In the first of a series of weekly blogs, the Johnstone’s Paint Trophy explores why your match-pie experience may be telling you more than you think…
No matter which way you look at it, it’s a big decision. You know what we’re talking about. Do you leave your seat before the half-time whistle to get first dibs on the selection of hot pies, or endure the additional minute of injury time to praise/berate your team down the tunnel?
People may laugh about the deeper semantics of pie-consumption behavior at football matches, but through hours of pain-staking research, we have found indisputable evidence that the performance of a team directly affects the way fans buy and consume pies.

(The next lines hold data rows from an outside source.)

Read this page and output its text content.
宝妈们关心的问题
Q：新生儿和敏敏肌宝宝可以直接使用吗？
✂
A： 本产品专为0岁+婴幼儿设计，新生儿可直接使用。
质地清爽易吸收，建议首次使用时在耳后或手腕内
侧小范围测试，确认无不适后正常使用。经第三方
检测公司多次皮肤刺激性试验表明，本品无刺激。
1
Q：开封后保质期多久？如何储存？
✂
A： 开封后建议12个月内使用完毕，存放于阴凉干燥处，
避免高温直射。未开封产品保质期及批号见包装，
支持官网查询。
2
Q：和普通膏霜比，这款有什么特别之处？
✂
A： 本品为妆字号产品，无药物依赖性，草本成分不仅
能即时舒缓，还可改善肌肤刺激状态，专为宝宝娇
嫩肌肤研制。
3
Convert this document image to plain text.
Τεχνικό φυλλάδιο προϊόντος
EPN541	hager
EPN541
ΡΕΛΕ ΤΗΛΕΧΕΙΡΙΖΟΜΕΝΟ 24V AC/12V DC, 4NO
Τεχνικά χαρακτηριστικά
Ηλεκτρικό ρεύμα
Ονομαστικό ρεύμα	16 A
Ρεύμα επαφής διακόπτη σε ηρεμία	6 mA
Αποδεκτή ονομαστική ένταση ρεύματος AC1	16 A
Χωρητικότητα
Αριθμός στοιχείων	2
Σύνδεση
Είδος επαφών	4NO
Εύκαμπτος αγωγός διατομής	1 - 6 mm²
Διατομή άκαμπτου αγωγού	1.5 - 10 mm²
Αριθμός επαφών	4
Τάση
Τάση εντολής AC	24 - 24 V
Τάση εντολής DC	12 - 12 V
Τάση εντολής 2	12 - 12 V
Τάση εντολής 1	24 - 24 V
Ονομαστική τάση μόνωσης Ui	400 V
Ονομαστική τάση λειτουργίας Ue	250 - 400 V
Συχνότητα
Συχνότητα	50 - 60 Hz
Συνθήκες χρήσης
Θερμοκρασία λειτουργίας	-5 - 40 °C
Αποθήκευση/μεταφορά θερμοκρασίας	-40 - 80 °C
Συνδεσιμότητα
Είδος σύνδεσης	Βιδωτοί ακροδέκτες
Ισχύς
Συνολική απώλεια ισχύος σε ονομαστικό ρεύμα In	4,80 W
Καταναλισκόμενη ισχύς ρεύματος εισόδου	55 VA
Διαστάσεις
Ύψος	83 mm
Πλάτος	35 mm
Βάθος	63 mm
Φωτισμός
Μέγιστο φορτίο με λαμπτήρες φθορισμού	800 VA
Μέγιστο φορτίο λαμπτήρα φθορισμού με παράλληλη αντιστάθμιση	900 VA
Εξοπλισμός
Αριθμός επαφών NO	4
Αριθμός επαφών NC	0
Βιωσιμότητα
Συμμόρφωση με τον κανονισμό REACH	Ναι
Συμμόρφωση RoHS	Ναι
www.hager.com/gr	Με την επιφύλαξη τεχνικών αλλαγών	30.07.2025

The broad theory goes like this. If your team is doing well (in both the short and long-term), chance has it that you will be snaffling away (with notable enjoyment) at a layer of puff pastry in the fifteen minute interval.
However, if your team is hovering above the relegation zone and has conceded three goals in the first twenty minutes, the very concept of a pie will become erroneous, and your efforts will be focused on giving your mate an earful.
But some experts are going even further by suggesting that a supporter’s perception of a match-pie is determined by their club’s big picture.
Take for instance Dan Rodger, a committed MK Dons follower. He rates his pies as “big but could be bigger” – perhaps this is a subconscious reflection on the potential of the club? Another example is Brentford fan Benjj, who says his match pies are “never-ending” – a bit like the Bees’ cup runs in the Johnstone’s Paint Trophy.
But the evidence doesn’t stop there. There’s a clear link between the style of football a team plays and their supporter’s favourite fillings. The flamboyant antics of Jordan Rhodes have injected a bit of spice into Huddersfield Town’s attacking play, so is it any surprise that life-long follower Sam Corin loves his chicken-balti pies?
Now that you’re enlightened, you might be wondering about that chap who sits a few rows down from you and refuses to buy a match-pie, despite his obvious craving for one.
This chap is a football purist. His actions are a subconscious protest to the rise of the elite in football and nothing – not even the smell of a hot steak and kidney pie – will stand in the way of upholding his principles. Well, not until he’s offered a bite by his 10-year-old son.